No, sometimes you just need to tell an employee something, and then have them verify they understand the information. In my opinion that does not qualify as work.
Because everything important happens during every employees working hours, and it is inconceivable that a plan could change for any reason while you aren't clocked in.
If you want work to get done you have to be coordinated. Just text back, its not that fucking hard.
I would agree that your boss shouldn't expect you to answer at all hours of the day or even remotely quickly, but if you literally never answer anything then I have very little sympathy for you when you get fired.
If my response to you can't wait for my next normal working hour, then that means I will have to carry my work communication device with me when I leave work and I will not be able to travel anywhere that puts me away from whatever communication type that you require for longer than the duration that you are willing to wait. This type of restriction has a term for it, it is referred to as being "on-call". Employees deserve to be compensated for being on-call. If your business requires your employees to be on-call, but you don't compensate them, then I have very little sympathy for you when you get sued or fined.

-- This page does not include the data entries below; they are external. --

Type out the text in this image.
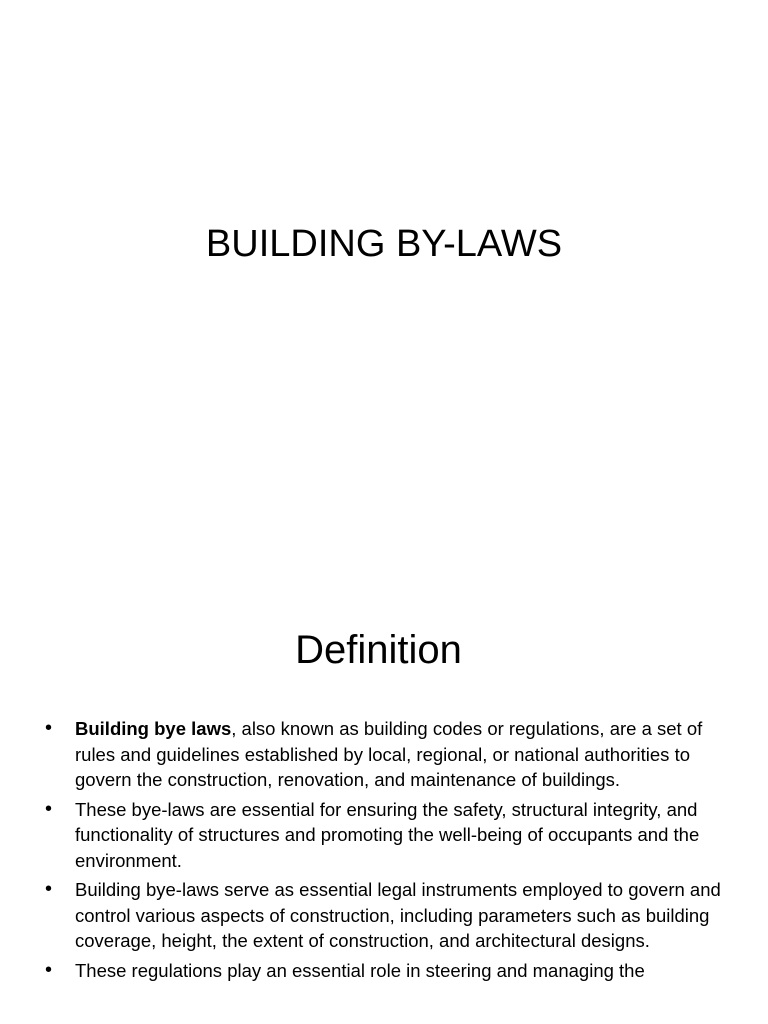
BUILDING BY-LAWS
Definition
• Building bye laws, also known as building codes or regulations, are a set of rules and guidelines established by local, regional, or national authorities to govern the construction, renovation, and maintenance of buildings.
• These bye-laws are essential for ensuring the safety, structural integrity, and functionality of structures and promoting the well-being of occupants and the environment.
• Building bye-laws serve as essential legal instruments employed to govern and control various aspects of construction, including parameters such as building coverage, height, the extent of construction, and architectural designs.
• These regulations play an essential role in steering and managing the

I think there is a difference between being on call and being expected to text your boss sometimes. You could literally just check your phone once a day at the same time and it would be fine. Maybe they should throw you a dime for that few seconds of grueling labor, but I don't really give a shit.
There shouldn't be anything that requires the employee not be informed the next working day. If it's such an emergency you can't wait then you should call your doctor not your employee.